13. Il résulte de ces dispositions que l’annulation de l’interdiction de retour prise à l’encontre de M. B implique nécessairement l’effacement sans délai du signalement aux fins de non admission dans le système d’information Schengen résultant de cette décision. Il y a lieu, dès lors, d’enjoindre au préfet de l’Hérault de mettre en œuvre la procédure d’effacement de ce signalement à compter de la notification du présent jugement.

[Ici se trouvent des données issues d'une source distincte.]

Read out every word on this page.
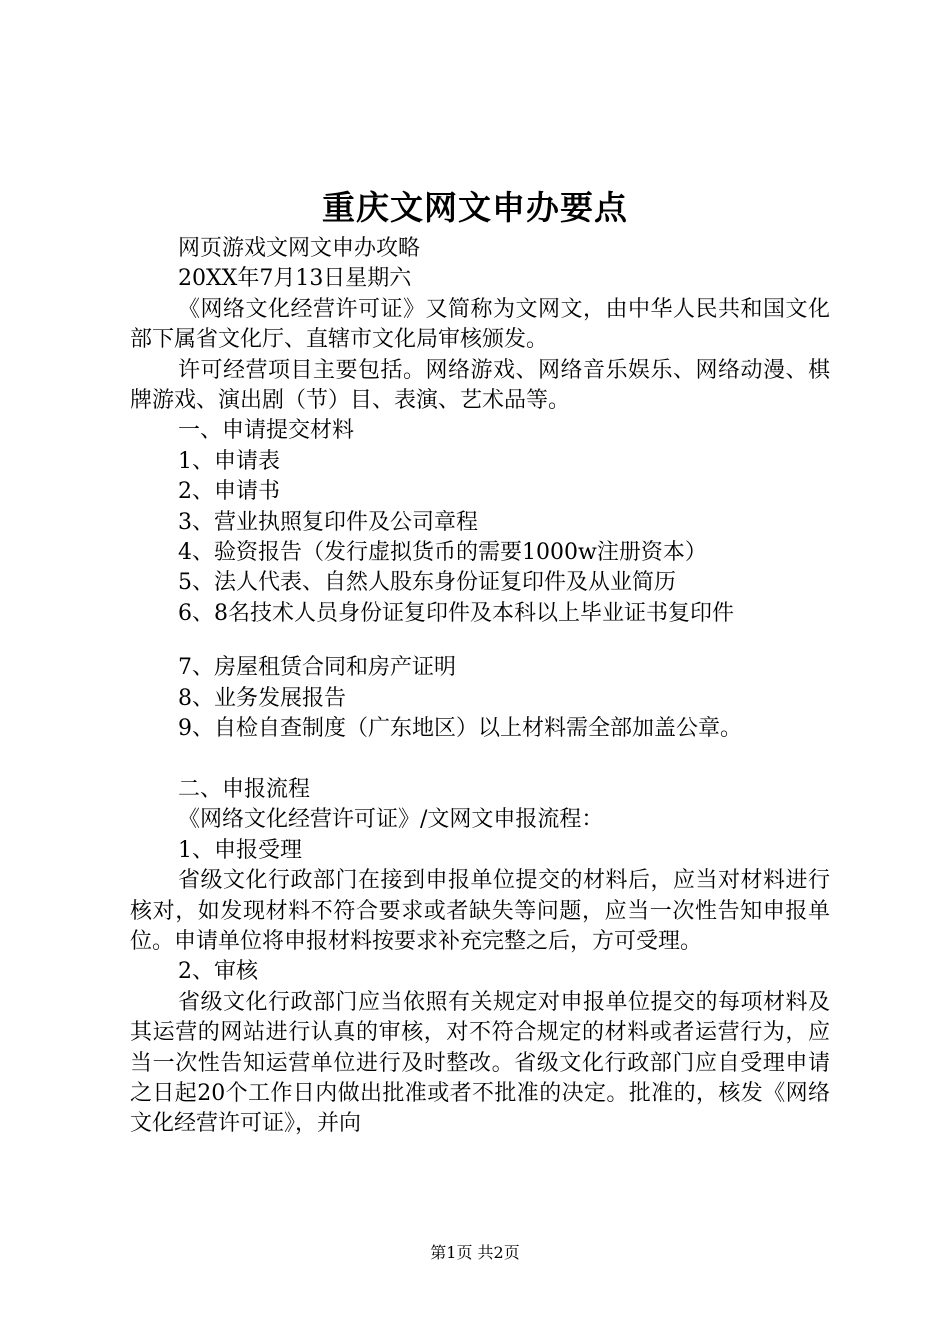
重庆文网文申办要点

网页游戏文网文申办攻略

20XX年7月13日星期六

《网络文化经营许可证》又简称为文网文，由中华人民共和国文化部下属省文化厅、直辖市文化局审核颁发。

许可经营项目主要包括。网络游戏、网络音乐娱乐、网络动漫、棋牌游戏、演出剧（节）目、表演、艺术品等。

一、申请提交材料

1、申请表

2、申请书

3、营业执照复印件及公司章程

4、验资报告（发行虚拟货币的需要1000w注册资本）

5、法人代表、自然人股东身份证复印件及从业简历

6、8名技术人员身份证复印件及本科以上毕业证书复印件

7、房屋租赁合同和房产证明

8、业务发展报告

9、自检自查制度（广东地区）以上材料需全部加盖公章。

二、申报流程

《网络文化经营许可证》/文网文申报流程：

1、申报受理

省级文化行政部门在接到申报单位提交的材料后，应当对材料进行核对，如发现材料不符合要求或者缺失等问题，应当一次性告知申报单位。申请单位将申报材料按要求补充完整之后，方可受理。

2、审核

省级文化行政部门应当依照有关规定对申报单位提交的每项材料及其运营的网站进行认真的审核，对不符合规定的材料或者运营行为，应当一次性告知运营单位进行及时整改。省级文化行政部门应自受理申请之日起20个工作日内做出批准或者不批准的决定。批准的，核发《网络文化经营许可证》，并向

第1页 共2页
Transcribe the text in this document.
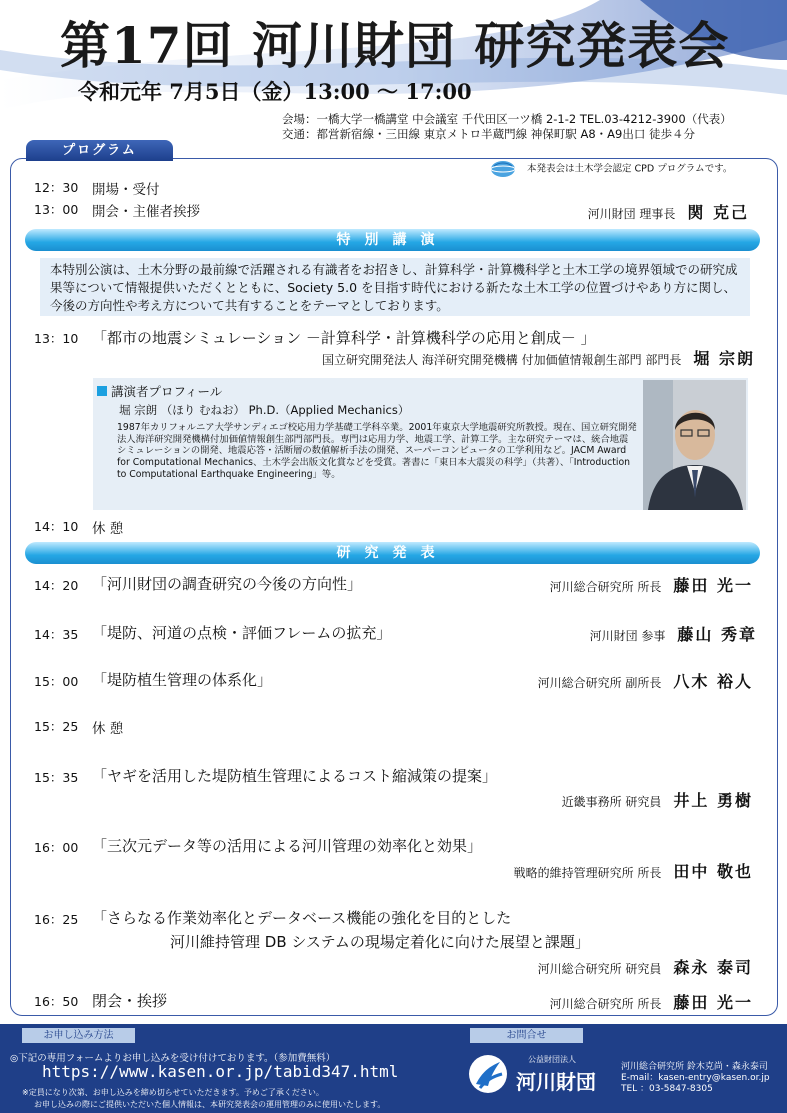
第17回 河川財団 研究発表会
令和元年 7月5日（金）13:00 ～ 17:00
会場：一橋大学一橋講堂 中会議室 千代田区一ツ橋 2-1-2 TEL.03-4212-3900（代表）
交通：都営新宿線・三田線 東京メトロ半蔵門線 神保町駅 A8・A9出口 徒歩４分
プログラム
本発表会は土木学会認定 CPD プログラムです。
12：30 開場・受付
13：00 開会・主催者挨拶	河川財団 理事長 関 克己
特別講演
本特別公演は、土木分野の最前線で活躍される有識者をお招きし、計算科学・計算機科学と土木工学の境界領域での研究成果等について情報提供いただくとともに、Society 5.0 を目指す時代における新たな土木工学の位置づけやあり方に関し、今後の方向性や考え方について共有することをテーマとしております。
13：10 「都市の地震シミュレーション －計算科学・計算機科学の応用と創成－ 」
国立研究開発法人 海洋研究開発機構 付加価値情報創生部門 部門長 堀 宗朗
講演者プロフィール
堀 宗朗 （ほり むねお） Ph.D.（Applied Mechanics）
1987年カリフォルニア大学サンディエゴ校応用力学基礎工学科卒業。2001年東京大学地震研究所教授。現在、国立研究開発法人海洋研究開発機構付加価値情報創生部門部門長。専門は応用力学、地震工学、計算工学。主な研究テーマは、統合地震シミュレーションの開発、地震応答・活断層の数値解析手法の開発、スーパーコンピュータの工学利用など。JACM Award for Computational Mechanics、土木学会出版文化賞などを受賞。著書に「東日本大震災の科学」（共著）、「Introduction to Computational Earthquake Engineering」等。
14：10 休 憩
研究発表
14：20 「河川財団の調査研究の今後の方向性」	河川総合研究所 所長 藤田 光一
14：35 「堤防、河道の点検・評価フレームの拡充」	河川財団 参事 藤山 秀章
15：00 「堤防植生管理の体系化」	河川総合研究所 副所長 八木 裕人
15：25 休 憩
15：35 「ヤギを活用した堤防植生管理によるコスト縮減策の提案」
近畿事務所 研究員 井上 勇樹
16：00 「三次元データ等の活用による河川管理の効率化と効果」
戦略的維持管理研究所 所長 田中 敬也
16：25 「さらなる作業効率化とデータベース機能の強化を目的とした
河川維持管理 DB システムの現場定着化に向けた展望と課題」
河川総合研究所 研究員 森永 泰司
16：50 閉会・挨拶	河川総合研究所 所長 藤田 光一
お申し込み方法
◎下記の専用フォームよりお申し込みを受け付けております。（参加費無料）
https://www.kasen.or.jp/tabid347.html
※定員になり次第、お申し込みを締め切らせていただきます。予めご了承ください。
お申し込みの際にご提供いただいた個人情報は、本研究発表会の運用管理のみに使用いたします。
お問合せ
公益財団法人
河川財団
河川総合研究所 鈴木克尚・森永泰司
E-mail：kasen-entry@kasen.or.jp
TEL ：03-5847-8305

Sur les frais liés au litige :
14. M. B étant admis au bénéfice de l’aide juridictionnelle provisoire, son avocate peut se prévaloir des dispositions des articles L. 761-1 du code de justice administrative et 37 de la loi du 10 juillet 1991. Il y a lieu, dans les circonstances de l’espèce, sous réserve que Me Saihi renonce à percevoir la somme correspondant à la part contributive de l’Etat, ce dernier versera à Me Saihi une somme de 1 200 euros en application des dispositions du deuxième alinéa de l’article 37 de la loi du 10 juillet 1991 et de l’article L. 761-1 du code de justice administrative.
D E C I D E :
Article 1er : Il n’y a plus lieu de statuer sur les conclusions de M. B sollicitant son admission au bénéfice de l’aide juridictionnelle à titre provisoire.
Article 2 : L’arrêté du 14 décembre 2024 du préfet de l’Hérault est annulé.
Article 3 : Il est enjoint au préfet de l’Hérault de mettre en œuvre la procédure d’effacement du signalement de M. B aux fins de non admission dans le système d’information Schengen dès la notification du présent jugement.
Article 4 : Sous réserve de l’admission définitive de M. B à l’aide juridictionnelle et sous réserve que Me Saihi renonce à percevoir la somme correspondant à la part contributive de l’Etat, ce dernier versera à Me Saihi une somme de 1 200 euros en application des dispositions du deuxième alinéa de l’article 37 de la loi du 10 juillet 1991 et de l’article L. 761 1 du code de justice administrative.
Article 5 : Le présent jugement sera notifié à M. A B, à Me Saihi et au préfet de l’Hérault.
Délibéré après l’audience du 30 avril 2025, à laquelle siégeaient :
Mme Arquié, présidente,
Mme Gigault, première conseillère,
Mme Cuny, conseillère.
Rendu public par mise à disposition au greffe le 14 mai 2025 .
La rapporteure,
L. CUNY
La présidente,
C. ARQUIÉLe greffier,
B ROETS
La République mande et ordonne au préfet de l’Hérault en ce qui le concerne ou à tous commissaires de justice à ce requis en ce qui concerne les voies de droit commun contre les parties privées, de pourvoir à l’exécution de la présente décision.